Denzel Washington, serving as Fences’ star and director, played Troy in a Broadway revival, and his deep connection to the material shines through. He flies through the dense, rapid-fire dialogue with ease and imbues Troy with a relatable, no-nonsense affability that makes his inner failings sting. In his direction, Washington shows deference to Wilson’s book and an intimate appreciation of the culture he wanted to showcase. Mostly constrained to the Maxson kitchen and backyard, the experience is thoroughly, unapologetically Black. The scope of action rarely ventures beyond the homestead, further conveying the Maxsons’ deep, close-knit fractures. Washington resists the urge to dull the film’s stage roots, and it mostly works. He could’ve spared 20 or so minutes: at two and a half hours, the energetic propulsion of Wilson’s dialogue does lose some steam, and the scenes outside of the home feel extraneous. Those issues are relatively minor, especially when held against the tremendous acting talent of Washington and his stage and screen co-star Viola Davis.
Speaking of Davis, damn, she is so winning an Academy Award for this role. Her performance is a masterclass of simmering heartbreak and exasperation that explodes in a pressure cooker of a scene that is even more searing than previews suggest. I was sure that her competing in the Best Supporting Actress category was a huge error, but it makes sense upon viewing. Davis plays the good, tired wife of Rose so well, ribbing her over-exaggerated spouse and pleading for peace when his impulses want the opposite. She truly comes alive, though, when the extent of Troy’s failings come to light. Davis telegraphs Wilson’s words into a ferocious rebuke of the trappings of Black Womanhood that inspired rapturous applause in the theater I was in. Rose’s reclamation of agency in the film’s third act, small as it is, is cathartic joy.

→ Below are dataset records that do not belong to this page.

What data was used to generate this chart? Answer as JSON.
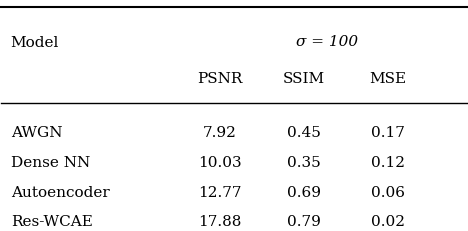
{
  "title": "σ = 100",
  "col_header_1": "Model",
  "col_header_2": "PSNR",
  "col_header_3": "SSIM",
  "col_header_4": "MSE",
  "rows": [
    [
      "AWGN",
      "7.92",
      "0.45",
      "0.17"
    ],
    [
      "Dense NN",
      "10.03",
      "0.35",
      "0.12"
    ],
    [
      "Autoencoder",
      "12.77",
      "0.69",
      "0.06"
    ],
    [
      "Res-WCAE",
      "17.88",
      "0.79",
      "0.02"
    ]
  ],
  "bg_color": "#ffffff",
  "text_color": "#000000",
  "font_size": 11
}
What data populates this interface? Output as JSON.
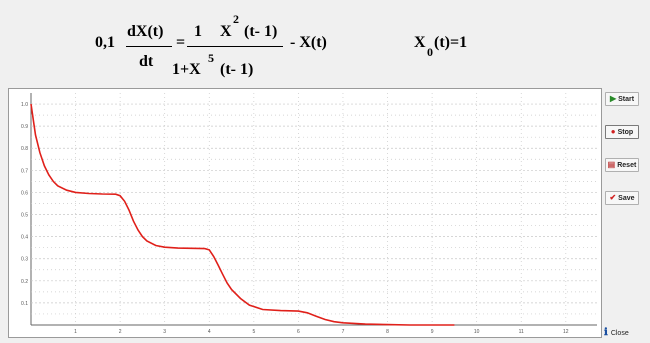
{
  "equation": {
    "coef": "0,1",
    "numerator_left": "dX(t)",
    "denominator_left": "dt",
    "equals": "=",
    "one": "1",
    "x": "X",
    "exp_top": "2",
    "lag_top": "(t- 1)",
    "denom_prefix": "1+X",
    "exp_bottom": "5",
    "lag_bottom": "(t- 1)",
    "minus_term": "-  X(t)",
    "ic_x": "X",
    "ic_sub": "0",
    "ic_rest": "(t)=1"
  },
  "buttons": {
    "start": "Start",
    "stop": "Stop",
    "reset": "Reset",
    "save": "Save",
    "close": "Close"
  },
  "icons": {
    "start": "play-icon",
    "stop": "stop-icon",
    "reset": "reset-icon",
    "save": "check-icon",
    "close": "info-icon"
  },
  "colors": {
    "curve": "#e0201a",
    "grid": "#c8c8c8",
    "background": "#f0f0f0"
  },
  "chart_data": {
    "type": "line",
    "x_ticks": [
      "1",
      "2",
      "3",
      "4",
      "5",
      "6",
      "7",
      "8",
      "9",
      "10",
      "11",
      "12"
    ],
    "y_ticks": [
      "0.1",
      "0.2",
      "0.3",
      "0.4",
      "0.5",
      "0.6",
      "0.7",
      "0.8",
      "0.9",
      "1.0"
    ],
    "xlim": [
      0,
      12.7
    ],
    "ylim": [
      0,
      1.05
    ],
    "grid": true,
    "series": [
      {
        "x": [
          0,
          0.1,
          0.2,
          0.3,
          0.4,
          0.5,
          0.6,
          0.8,
          1.0,
          1.3,
          1.6,
          1.9,
          2.0,
          2.1,
          2.2,
          2.3,
          2.4,
          2.5,
          2.6,
          2.8,
          3.0,
          3.3,
          3.6,
          3.9,
          4.0,
          4.1,
          4.2,
          4.3,
          4.4,
          4.5,
          4.7,
          4.9,
          5.2,
          5.6,
          6.0,
          6.2,
          6.4,
          6.6,
          6.8,
          7.0,
          7.5,
          8.0,
          8.5,
          9.0,
          9.5
        ],
        "y": [
          1.0,
          0.86,
          0.78,
          0.72,
          0.68,
          0.65,
          0.63,
          0.61,
          0.6,
          0.595,
          0.593,
          0.592,
          0.585,
          0.56,
          0.52,
          0.47,
          0.43,
          0.4,
          0.38,
          0.36,
          0.352,
          0.348,
          0.347,
          0.346,
          0.34,
          0.31,
          0.27,
          0.23,
          0.19,
          0.16,
          0.12,
          0.09,
          0.07,
          0.065,
          0.063,
          0.055,
          0.04,
          0.025,
          0.015,
          0.01,
          0.004,
          0.002,
          0.0,
          0.0,
          0.0
        ]
      }
    ]
  }
}
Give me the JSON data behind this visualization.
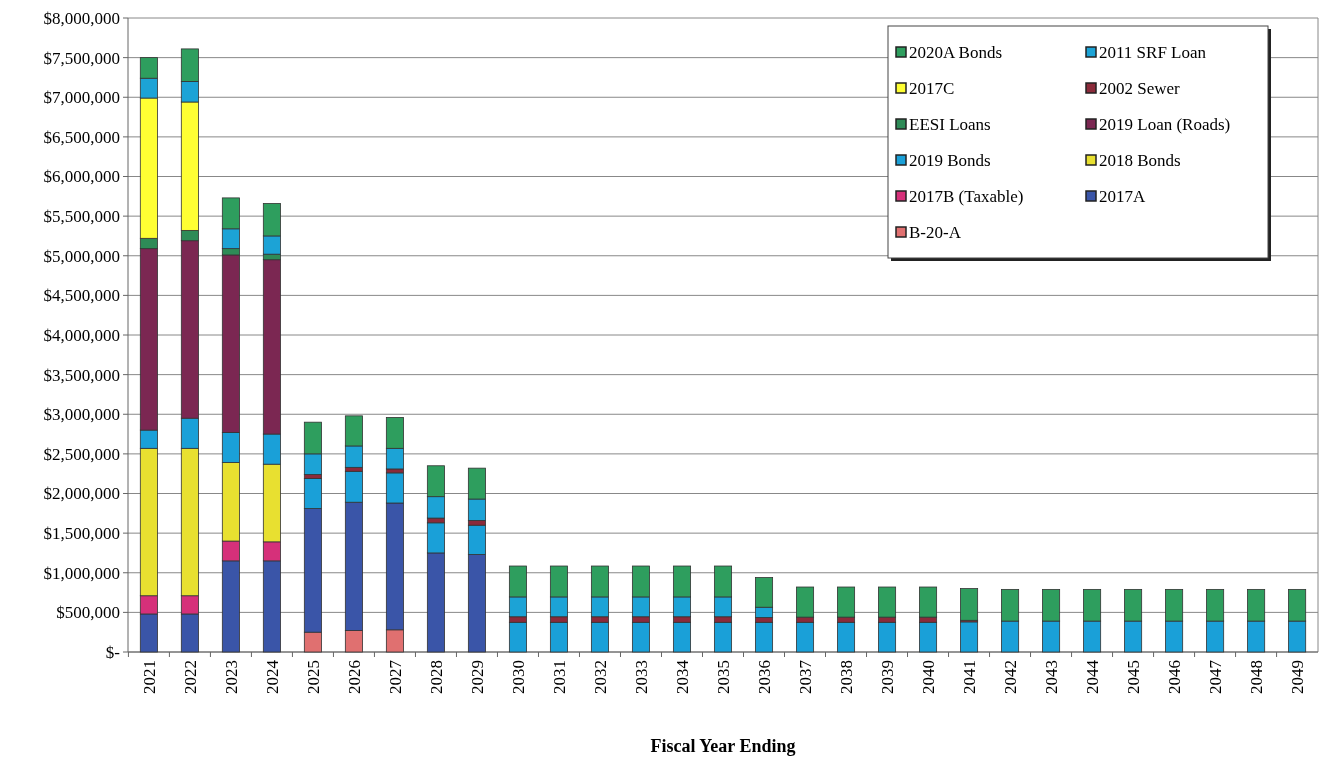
{
  "chart_data": {
    "type": "bar",
    "stacked": true,
    "xlabel": "Fiscal Year Ending",
    "categories": [
      "2021",
      "2022",
      "2023",
      "2024",
      "2025",
      "2026",
      "2027",
      "2028",
      "2029",
      "2030",
      "2031",
      "2032",
      "2033",
      "2034",
      "2035",
      "2036",
      "2037",
      "2038",
      "2039",
      "2040",
      "2041",
      "2042",
      "2043",
      "2044",
      "2045",
      "2046",
      "2047",
      "2048",
      "2049"
    ],
    "ylim": [
      0,
      8000000
    ],
    "yticks": [
      {
        "value": 0,
        "label": "$-"
      },
      {
        "value": 500000,
        "label": "$500,000"
      },
      {
        "value": 1000000,
        "label": "$1,000,000"
      },
      {
        "value": 1500000,
        "label": "$1,500,000"
      },
      {
        "value": 2000000,
        "label": "$2,000,000"
      },
      {
        "value": 2500000,
        "label": "$2,500,000"
      },
      {
        "value": 3000000,
        "label": "$3,000,000"
      },
      {
        "value": 3500000,
        "label": "$3,500,000"
      },
      {
        "value": 4000000,
        "label": "$4,000,000"
      },
      {
        "value": 4500000,
        "label": "$4,500,000"
      },
      {
        "value": 5000000,
        "label": "$5,000,000"
      },
      {
        "value": 5500000,
        "label": "$5,500,000"
      },
      {
        "value": 6000000,
        "label": "$6,000,000"
      },
      {
        "value": 6500000,
        "label": "$6,500,000"
      },
      {
        "value": 7000000,
        "label": "$7,000,000"
      },
      {
        "value": 7500000,
        "label": "$7,500,000"
      },
      {
        "value": 8000000,
        "label": "$8,000,000"
      }
    ],
    "grid": "y",
    "legend": "top right",
    "series": [
      {
        "name": "B-20-A",
        "color": "#e07070",
        "values": [
          null,
          null,
          null,
          null,
          250000,
          270000,
          280000,
          null,
          null,
          null,
          null,
          null,
          null,
          null,
          null,
          null,
          null,
          null,
          null,
          null,
          null,
          null,
          null,
          null,
          null,
          null,
          null,
          null,
          null
        ]
      },
      {
        "name": "2017A",
        "color": "#3a55a8",
        "values": [
          480000,
          480000,
          1150000,
          1150000,
          1560000,
          1620000,
          1600000,
          1250000,
          1230000,
          null,
          null,
          null,
          null,
          null,
          null,
          null,
          null,
          null,
          null,
          null,
          null,
          null,
          null,
          null,
          null,
          null,
          null,
          null,
          null
        ]
      },
      {
        "name": "2017B (Taxable)",
        "color": "#d6307a",
        "values": [
          230000,
          230000,
          250000,
          240000,
          null,
          null,
          null,
          null,
          null,
          null,
          null,
          null,
          null,
          null,
          null,
          null,
          null,
          null,
          null,
          null,
          null,
          null,
          null,
          null,
          null,
          null,
          null,
          null,
          null
        ]
      },
      {
        "name": "2018 Bonds",
        "color": "#e8e030",
        "values": [
          1860000,
          1860000,
          990000,
          980000,
          null,
          null,
          null,
          null,
          null,
          null,
          null,
          null,
          null,
          null,
          null,
          null,
          null,
          null,
          null,
          null,
          null,
          null,
          null,
          null,
          null,
          null,
          null,
          null,
          null
        ]
      },
      {
        "name": "2019 Bonds",
        "color": "#1aa0d8",
        "values": [
          230000,
          380000,
          380000,
          380000,
          380000,
          390000,
          380000,
          380000,
          370000,
          375000,
          375000,
          375000,
          375000,
          375000,
          375000,
          375000,
          375000,
          375000,
          375000,
          375000,
          380000,
          390000,
          390000,
          390000,
          390000,
          390000,
          390000,
          390000,
          390000
        ]
      },
      {
        "name": "2019 Loan (Roads)",
        "color": "#7b2752",
        "values": [
          2290000,
          2240000,
          2240000,
          2200000,
          null,
          null,
          null,
          null,
          null,
          null,
          null,
          null,
          null,
          null,
          null,
          null,
          null,
          null,
          null,
          null,
          null,
          null,
          null,
          null,
          null,
          null,
          null,
          null,
          null
        ]
      },
      {
        "name": "EESI Loans",
        "color": "#2e8b57",
        "values": [
          130000,
          130000,
          80000,
          70000,
          null,
          null,
          null,
          null,
          null,
          null,
          null,
          null,
          null,
          null,
          null,
          null,
          null,
          null,
          null,
          null,
          null,
          null,
          null,
          null,
          null,
          null,
          null,
          null,
          null
        ]
      },
      {
        "name": "2002 Sewer",
        "color": "#8b2a3a",
        "values": [
          null,
          null,
          null,
          null,
          50000,
          50000,
          50000,
          60000,
          60000,
          70000,
          70000,
          70000,
          70000,
          70000,
          70000,
          60000,
          65000,
          65000,
          65000,
          65000,
          20000,
          null,
          null,
          null,
          null,
          null,
          null,
          null,
          null
        ]
      },
      {
        "name": "2017C",
        "color": "#ffff33",
        "values": [
          1770000,
          1620000,
          null,
          null,
          null,
          null,
          null,
          null,
          null,
          null,
          null,
          null,
          null,
          null,
          null,
          null,
          null,
          null,
          null,
          null,
          null,
          null,
          null,
          null,
          null,
          null,
          null,
          null,
          null
        ]
      },
      {
        "name": "2011 SRF Loan",
        "color": "#1ca3d6",
        "values": [
          250000,
          260000,
          250000,
          230000,
          260000,
          270000,
          260000,
          270000,
          270000,
          250000,
          250000,
          250000,
          250000,
          250000,
          250000,
          130000,
          null,
          null,
          null,
          null,
          null,
          null,
          null,
          null,
          null,
          null,
          null,
          null,
          null
        ]
      },
      {
        "name": "2020A Bonds",
        "color": "#2e9e5e",
        "values": [
          260000,
          410000,
          390000,
          410000,
          400000,
          380000,
          390000,
          390000,
          390000,
          390000,
          390000,
          390000,
          390000,
          390000,
          390000,
          375000,
          380000,
          380000,
          380000,
          380000,
          400000,
          400000,
          400000,
          400000,
          400000,
          400000,
          400000,
          400000,
          400000
        ]
      }
    ]
  }
}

At a time when the value of Blackness has been open to interpretation, Fences finds the tragic beauty in the internal and external pressures that define it. Washington transmutes August Wilson’s play into a powerful, emotional film that is daring in how it portrays Black culture, warts and all. Fences is also a playground for two of Hollywood’s finest actors at the peak of their powers, delivering engrossing, note-perfect performances that is a privilege to watch. I believe the Academy will feel the same and bestow them the recognition they deserve.